Si nous reprenons les termes de la philosophie alchimiste et de la tradition chrétienne, les passions de l’âme 7, qui mettent l’homme en mouvement, ou le possèdent, doivent tout d’abord être longuement purifiées en phase albedo. Tel est un des enjeux du travail, analytique. Peut-on ensuite rapprocher ce qui en résultera bien plus tard : l’union avec le monde un, qui est le terme de l’opus alchimique lors de la rubedo, d’ une perméabilité et d’ une docilité à l’énergie agissante dont parle Nietzsche ? Celle-ci étant pensée comme étant à l’origine de tous les phénomènes physiologiques, psychologiques, moraux et culturels.
L’union avec l’unus mundus, en rubedo peut être sentie comme une réintégration dans l’unité primordiale.
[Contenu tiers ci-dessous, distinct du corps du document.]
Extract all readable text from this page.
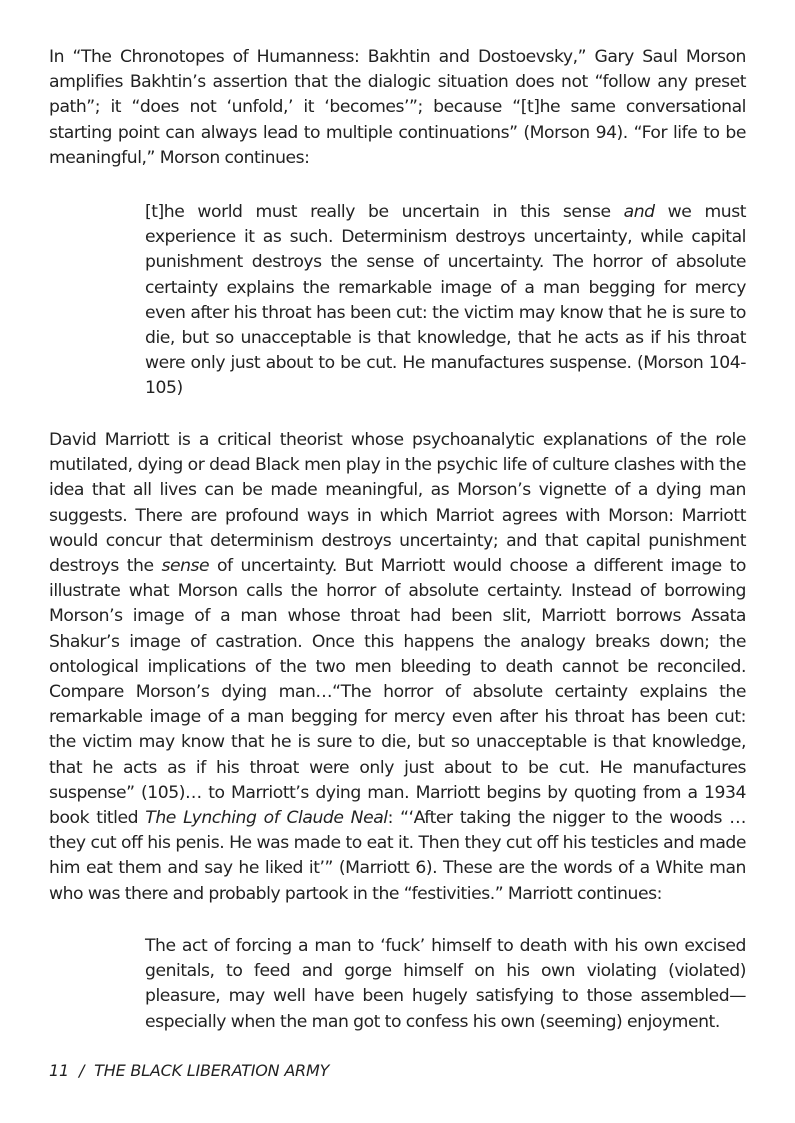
In “The Chronotopes of Humanness: Bakhtin and Dostoevsky,” Gary Saul Morson amplifies Bakhtin’s assertion that the dialogic situation does not “follow any preset path”; it “does not ‘unfold,’ it ‘becomes’”; because “[t]he same conversational starting point can always lead to multiple continuations” (Morson 94). “For life to be meaningful,” Morson continues:

[t]he world must really be uncertain in this sense and we must experience it as such. Determinism destroys uncertainty, while capital punishment destroys the sense of uncertainty. The horror of absolute certainty explains the remarkable image of a man begging for mercy even after his throat has been cut: the victim may know that he is sure to die, but so unacceptable is that knowledge, that he acts as if his throat were only just about to be cut. He manufactures suspense. (Morson 104-105)

David Marriott is a critical theorist whose psychoanalytic explanations of the role mutilated, dying or dead Black men play in the psychic life of culture clashes with the idea that all lives can be made meaningful, as Morson’s vignette of a dying man suggests. There are profound ways in which Marriot agrees with Morson: Marriott would concur that determinism destroys uncertainty; and that capital punishment destroys the sense of uncertainty. But Marriott would choose a different image to illustrate what Morson calls the horror of absolute certainty. Instead of borrowing Morson’s image of a man whose throat had been slit, Marriott borrows Assata Shakur’s image of castration. Once this happens the analogy breaks down; the ontological implications of the two men bleeding to death cannot be reconciled. Compare Morson’s dying man…“The horror of absolute certainty explains the remarkable image of a man begging for mercy even after his throat has been cut: the victim may know that he is sure to die, but so unacceptable is that knowledge, that he acts as if his throat were only just about to be cut. He manufactures suspense” (105)… to Marriott’s dying man. Marriott begins by quoting from a 1934 book titled The Lynching of Claude Neal: “‘After taking the nigger to the woods …they cut off his penis. He was made to eat it. Then they cut off his testicles and made him eat them and say he liked it’” (Marriott 6). These are the words of a White man who was there and probably partook in the “festivities.” Marriott continues:

The act of forcing a man to ‘fuck’ himself to death with his own excised genitals, to feed and gorge himself on his own violating (violated) pleasure, may well have been hugely satisfying to those assembled—especially when the man got to confess his own (seeming) enjoyment.

11 / THE BLACK LIBERATION ARMY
Elle correspond en termes psychologiques, pour chacun, à l’incarnation du Soi (de la personnalité totale, du désir d’entiereté, de complexité, etc), qui se fait sentir en nous et dont l’influence devient décisive, ainsi qu’ à un jeu de correspondances beaucoup plus sensible entre l’intérieur et l’extérieur. Cette influence n’est plus troublée par les volitions inconstantes ou inappropriées du moi qui, au contraire, se laisse enseigner par les synchronicités et mouvoir conformément à l’esprit du temps. A ce stade on peut aussi penser que les divers instincts ne sont plus du tout atrophiés ni perturbés, qu’ils se complètent et s’équilibrent, que l’ensemble des influences archétypiques s’ordonne autour d’un archétype central.
Est-ce à dire qu’alors l’homme exprime alors la volonté de puissance ? On peut quand même se poser la question de savoir si le terme de l’œuvre consiste vraiment, ou seulement à se raccorder à une telle volonté telle que Nietzsche la conçoit. Dans son acception pleine la rubedo semble plus « spirituelle » (quoique ce dernier terme doive être interprété, si l’on pense que ce que l’on appelle l’esprit est aussi dans la matière et organise son déploiement), ou plus consciente. L’espérance nietzschéenne porte sur un homme raccordé à des dynamismes forts. Le terme de l’œuvre alchimique correspond à un homme inspiré et à une action non agissante. Est-ce la même chose ?Si le surhomme est le sens de la terre, l’homme individué enraciné dans sa terre intérieure exprimera tout autant la voie du ciel. Et comment concilier les deux ?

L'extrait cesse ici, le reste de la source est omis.